Символизм и импрессионизм
Символизм и импрессионизм
Вернемся к цитате Малларме, позволившей нам выявить первое противоречие символизма. Приведем ее полностью: «Наконец приступил к моей «Иродиаде». Со страхом, ибо изобретаю язык, который неизбежно должен быть порожден совершенно новой поэтикой — ее можно определить в двух словах: изображать не вещь, а производимое ею впечатление». Нетрудно увидеть связь между ранней поэтикой Малларме и эстетикой импрессионистов. Вспомним об усилиях прустовского Эльстира, который стремился «представлять вещи не такими, какими он знал их по опыту, но в соответствии с оптической иллюзией, определяющей наше первое впечатление». И далее: «Если Господь Бог сотворил вещи и каждой нарек имя, то Эльстир творил вещи заново, отнимая у них имена или переименовывая их. Имена вещей всегда соответствуют понятиям разума, а они чужды нашим правдивым впечатлениям». Заманчиво также сопоставить эти усилия Эльстира с устремлениями молодого Дебюсси — пансионера Виллы Медичи, восклицающего: «Хочу видеть картины Мане!» Таким образом, у нас есть определенные возможности сблизить символизм и импрессионизм, однако главное — уточнить границы и мотивы этого сближения.
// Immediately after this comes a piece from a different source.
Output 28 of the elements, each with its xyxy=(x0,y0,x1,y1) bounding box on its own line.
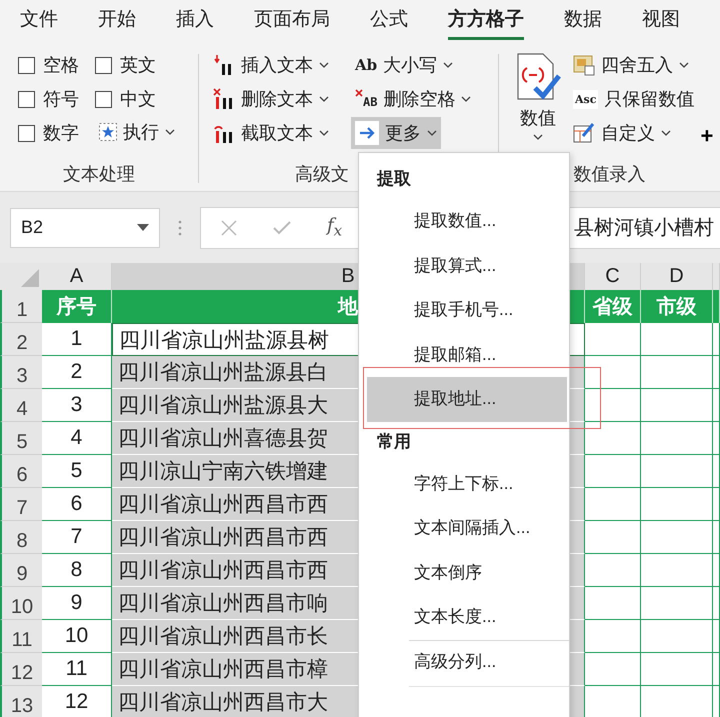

На первый взгляд у символизма и импрессионизма общие задачи. Сделать такой вывод побуждают только что процитированные заявления. Вот почему все формы новаторства в музыке конца XIX в. обозначаются в музыковедении одним термином: «импрессионизм», что подкрепляется чаще всего ссылками на тематику или же эстетическими аргументами. Отмечается, например, постоянное обращение композиторов к теме природы и многообразие ее интерпретаций. Это относится к Дебюсси, чьи сочинения носят такие названия, как «Море», «Ноктюрны», «Сады под дождем», «Туманы», «Паруса», «Ветер на равнине», «Вереск», «Опавшие листья», и вызывают ассоциации с живописными произведениями, носящими сходные названия. Упомянем и Равеля с его «Ночными бабочками», «Игрой воды», «Ундиной», «Шехеразадой», «Затонувшим колоколом»; наконец, можно сослаться на отдельные вещи других композиторов: «Зигфрид-идиллия», «Чудо Страстной Пятницы» Вагнера, «В лесах», «Блуждающие огни», «Фонтаны Виллы д’Эсте», «Серые облака» Листа, «Лесные сцены» Шумана. Создается впечатление, будто ритмико-гармонические особенности этих пьес внушены самой природой. Дебюсси так говорит об этом в 1911 г.: «Все шумы, которые мы слышим вокруг, могут быть воспроизведены. Можно изобразить средствами музыки все то, что чуткое ухо распознает в ритмах окружающего мира. Иные стремятся во что бы то ни стало соблюдать правила; я же хочу всего лишь передать то, что слышу». Другими словами, композитор во многих случаях действует так же, как художник-импрессионист: чуткий, утонченно-субъективный слух позволяет ему передавать игру нюансов восприятия.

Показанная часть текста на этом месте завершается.